ローラは潔の助言に従い、クリストファー中尾に電報を送った。だが、19日の夜ボストンは雷鳴轟く風雨だった。この電報は停電が起こったことにより送られなかったと断定する。すなわち送られていたなら中尾は自首をしたはずである。これが送られているから急いでアッカーマン氏の死体を移動しようとしたというのは間違った推理である。送られていないがアッカーマン氏の死体を壁に隠していたことがバレた、またはバレそうになっていると用心深くなったと考えると、クリストファー中尾は潔を見ていたと考えられる。死体を隠しているわけであるし、アッカーマン家に目を見張っていたとしても不思議は無い。そしておそらくなんだが初めにアートスクールに潔がパンフレットをくれませんかと訊いた相手が中尾である可能性が高い。この相手は外見の描写も無ければ氏名の表記も無く、一度だけ彼という呼称が用いられただけである。

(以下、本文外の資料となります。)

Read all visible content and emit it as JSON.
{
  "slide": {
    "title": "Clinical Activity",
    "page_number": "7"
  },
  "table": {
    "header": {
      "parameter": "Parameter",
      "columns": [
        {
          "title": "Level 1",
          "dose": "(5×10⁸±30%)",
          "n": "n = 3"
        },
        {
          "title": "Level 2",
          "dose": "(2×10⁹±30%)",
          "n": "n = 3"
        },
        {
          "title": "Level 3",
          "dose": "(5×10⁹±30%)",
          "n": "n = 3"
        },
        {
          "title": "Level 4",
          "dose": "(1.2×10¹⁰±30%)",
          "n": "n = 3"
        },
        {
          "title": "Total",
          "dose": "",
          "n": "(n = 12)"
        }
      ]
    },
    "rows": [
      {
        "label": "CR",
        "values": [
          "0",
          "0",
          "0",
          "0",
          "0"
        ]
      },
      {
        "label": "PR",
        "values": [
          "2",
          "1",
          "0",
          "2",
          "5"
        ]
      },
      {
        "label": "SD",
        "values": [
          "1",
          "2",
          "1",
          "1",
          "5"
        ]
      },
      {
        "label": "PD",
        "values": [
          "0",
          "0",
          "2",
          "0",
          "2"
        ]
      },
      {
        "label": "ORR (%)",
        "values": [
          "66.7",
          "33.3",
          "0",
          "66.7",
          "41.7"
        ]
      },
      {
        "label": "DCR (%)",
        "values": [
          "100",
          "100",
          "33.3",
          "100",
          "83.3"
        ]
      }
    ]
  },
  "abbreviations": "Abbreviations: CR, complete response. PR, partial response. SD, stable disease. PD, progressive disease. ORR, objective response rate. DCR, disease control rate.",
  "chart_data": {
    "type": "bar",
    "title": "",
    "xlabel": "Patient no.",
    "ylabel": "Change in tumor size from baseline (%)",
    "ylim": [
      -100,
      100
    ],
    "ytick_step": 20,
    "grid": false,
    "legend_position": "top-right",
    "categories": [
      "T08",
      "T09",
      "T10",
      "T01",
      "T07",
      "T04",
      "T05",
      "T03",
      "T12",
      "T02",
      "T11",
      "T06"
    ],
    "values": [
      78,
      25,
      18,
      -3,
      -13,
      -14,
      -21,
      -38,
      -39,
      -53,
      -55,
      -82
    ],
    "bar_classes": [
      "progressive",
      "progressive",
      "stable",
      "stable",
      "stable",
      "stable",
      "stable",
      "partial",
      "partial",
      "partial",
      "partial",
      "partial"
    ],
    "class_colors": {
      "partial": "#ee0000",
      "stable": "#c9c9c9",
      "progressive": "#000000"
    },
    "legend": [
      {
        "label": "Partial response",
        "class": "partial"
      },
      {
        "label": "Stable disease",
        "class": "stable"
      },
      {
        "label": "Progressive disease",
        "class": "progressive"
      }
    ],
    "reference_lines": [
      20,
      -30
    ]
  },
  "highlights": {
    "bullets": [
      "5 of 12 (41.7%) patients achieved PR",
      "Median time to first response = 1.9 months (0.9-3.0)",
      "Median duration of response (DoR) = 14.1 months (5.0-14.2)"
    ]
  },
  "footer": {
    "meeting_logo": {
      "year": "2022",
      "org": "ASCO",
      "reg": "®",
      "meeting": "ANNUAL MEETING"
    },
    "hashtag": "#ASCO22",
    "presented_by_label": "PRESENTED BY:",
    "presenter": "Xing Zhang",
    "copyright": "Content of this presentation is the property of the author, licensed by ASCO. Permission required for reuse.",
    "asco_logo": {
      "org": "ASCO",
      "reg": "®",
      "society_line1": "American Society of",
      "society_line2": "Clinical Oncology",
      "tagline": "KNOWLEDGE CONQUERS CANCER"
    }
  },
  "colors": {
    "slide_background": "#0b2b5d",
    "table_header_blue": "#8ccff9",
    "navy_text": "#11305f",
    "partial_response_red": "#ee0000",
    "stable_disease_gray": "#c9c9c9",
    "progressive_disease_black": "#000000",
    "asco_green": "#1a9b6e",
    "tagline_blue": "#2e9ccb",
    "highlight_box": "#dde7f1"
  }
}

壁から出てきた絵はアッカーマン氏が描いた息子クリストファー中尾の人物画である。つまりアッカーマン氏は中尾を校長にする予定であったと考えられる。
では、最後の問題となる潔が事件の真相を知るためには「プラスのスクリュウドライバー」を用意してきてくれとビリーに頼んだ理由である。これはおそらくザッカオの看板のZの文字をボルトで留めて修復したのでこれをプラスドライバーではずして事件当時の状況を作るんだと思う。
こんな感じ、さあ結末を読もう。
はいはい、読み終わりました。
電報は届いていて、雷鳴轟く豪雨であったからチャップマンストリートという繁華街でさえも人通りが消えていたんだな。なるほどなー、電報から電気関係に直結してしまっていたなあ。さすが御大、痺れましたビリビリ!
中尾の脱出の過程も多少違ったなあ。ロープで逃げたまでしか考えてなかったが、正解はそのロープをリングにひっかけたってことだったんだね。これで壁の絵が出てくるわけだ。なるほどー。ガス爆発はミスリードの伏線か。潔はガス爆発の事を聞いていないからガス爆発を考慮してはダメだよってことかな。
あと死体の移動だけどこれは明確に語られなかったなあ。ロープの事を考えると潔はガス爆発を知らないからガス爆発が原因ってことのほうがロープひっかかった?とかよりは蓋然性は高いと思うな。
んー、やぱ100%の正解にまではいけれんなー。くやしいなー。